Vigliotti: Not a wave, but a warning, out of the blue

The blue wave wasn’t a blue wave after all, but a warning.

Tuesday’s elections saw Democrats retake the House, while Republicans increased their strength in the Senate. A number of conclusions can be drawn from the decisions Americans made this week — and all must be taken seriously because they again reveal the very divided state of our nation, and a wide-open future.


Nationally, the elections cannot be considered a referendum against President Donald Trump, but certainly can be considered a referendum on Trump, otherwise Democrats would have taken both chambers and Republicans would not have turned out in the numbers that they did. That increase in voter turnout helped ensure the election of pro-Trump candidates like Governor-elect Ron DeSantis of Florida, but also helped local House districts step Left.

That Democrat control of the House cannot be discounted. The overwhelming success they sought there may not have been overwhelming, but it was still a serious victory for their “Resistance” movement. Since 2016, many Democrats have literally been vowing revenge, and there is no reason to believe that the next two years will be a failure to deliver in terms of obstruction and litigation against the president.

But the Democrats must there be careful because Americans are not fans of sustained feuds. They seek results, and they’ll expect Democrats to deliver on promises. Not all voters who shifted the House to the Left are loyal liberals. Many are moderates and want to see balance, and if the Democrats prove incapable of compromise and issues-oriented action, the House will not remain to the Left.

Political incongruities could also be seen elsewhere on Tuesday. In Texas, the conservative governor, Greg Abbott, was handily re-elected, while conservative U.S. Sen. Ted Cruz narrowly avoided a defeat. In Maryland, Republican Larry Hogan was re-elected over Ben Jealous, who stood far to the Left, while Republican Tony Campbell lost his bid for Maryland’s U.S. Senate seat to longtime liberal incumbent Ben Cardin. Vermont, a state which returned socialist Bernie Sanders to the Senate, also re-elected Republican Gov. Phil Scott.

What is to be made of these unusual dynamics — a lack of a clear and definitive move in one direction or another?

First, the conservative ideological realignment of the 1980s remains. What was a conservative shift in the 1980s became the American center where a majority now gravitate. Most far-Left Democrats, like Beto O’Rourke in Texas, were not successful in their bids because they are way beyond the American mainstream, no matter how close they came to victory. Just because Americans want everyone to have health care that covers preexisting conditions does not mean they want the government to do it.

Second, balance itself.
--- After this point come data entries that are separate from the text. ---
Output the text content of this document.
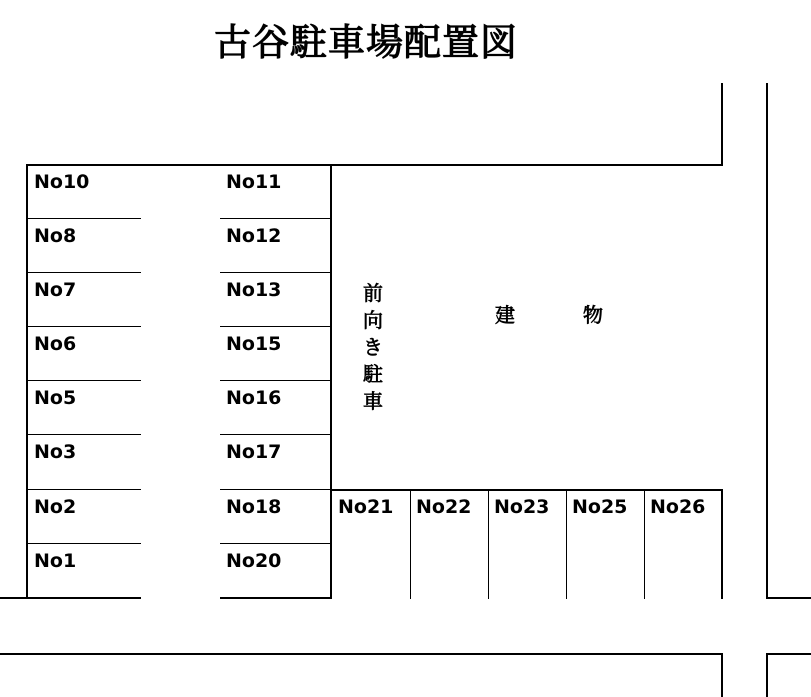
古谷駐車場配置図
No10
No8
No7
No6
No5
No3
No2
No1
No11
No12
No13
No15
No16
No17
No18
No20
No21 No22 No23 No25 No26
前向き駐車
建	物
As far as these kinds of elections are concerned, Americans seem to be, consciously or unknowingly, correcting for political extremism. A strong mix of elected officials from both parties speaks to the divided nature of America at present, but perhaps also signals that Americans are seeking balance and compromise rather than continued contention. (Again, consider the examples of Texas, Maryland and Vermont). If neither side dominates, it is felt, then a middle road must be taken — such as one between the House and the Senate.

Third (and in my mind, most clearly), there is a warning in various parts. Republicans cannot lose sight of the issues. In 2010, Obamacare, the budget and the economy swept Republicans into the House. A failure to genuinely reform Obamacare, scale back the budget and focus on the improved economy helped cost Republicans the House.

The Senate, which emerged over the last two years as the more decisive of the two chambers, remained in Republican hands where they were granted more seats by the American people. The Democrats’ horrific trampling on the presumption of innocence by way of the Brett Kavanaugh confirmation hearings, threats of lawsuits and liberal policy proposals ensured Republican retention of, and growth in, the Senate.

As such, Democrats cannot claim a mandate given the limits of their victory; and Republicans must strive to improve within the next two years to suffer additional defeats.

There, the greatest warning comes from the American people. The strong mix of officials they have just elected is a reminder to both parties that careful attention is being paid to them. Americans are not ready to entrust the Democrats with Obama-era control, but they’re not entirely satisfied with current Republican control, either. Essentially, both parties are on notice.

This means that conservatives still have a chance before 2020 to demonstrate we are the ones to lead the way. We have to renew our focus on ideas, issues, and results above all.

If not, there will be an actual blue wave to come.